Speaking about his reasoning behind legalizing marijuana, Mujica said:
“We’ve given this market as a gift to the drug traffickers,” the 78-year-old Jose Mujica said, “and that is more destructive socially than the drug itself, because it rots the whole of society.”
His plan was to give the drugs over to the people and take it out of the hands of the drug dealers. To this end, he has proposed not just legalizing the use of marijuana (as other countries have done), but go further. He has legalized every aspect of what was once the drug trade. Citizens are allowed to grow, distribute, and smoke the plant without fear of being labeled a criminal. He also plans to offer the drug at state-run dispensaries for as little as $1 a gram, further undercutting the illegal drug trade in the country.

5. He brought the legalization of gay marriage to Uruguay
Uruguayans celebrate after gay marriage law is signed.
Uruguayans celebrate after gay marriage law is signed.

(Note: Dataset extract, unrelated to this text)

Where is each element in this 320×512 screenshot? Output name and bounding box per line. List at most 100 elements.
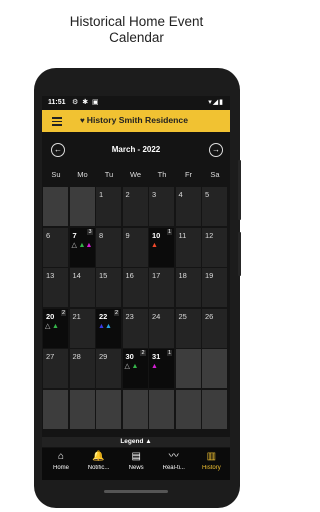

While many countries continue to adopt gay marriage rights only slowly (and some have even regressed), Uruguay spent this summer becoming the 2nd country in South America to legalize gay marriage (and only the 12th in the world). Uruguay, a largely Catholic country, would not be considered an obvious choice to lead the way in gay rights, but under Mujica and his liberal allies in government, the country managed to pass the law with hardly a fuss. Since then Uruguayan gay couples have been flocking to government offices to get marriage licenses.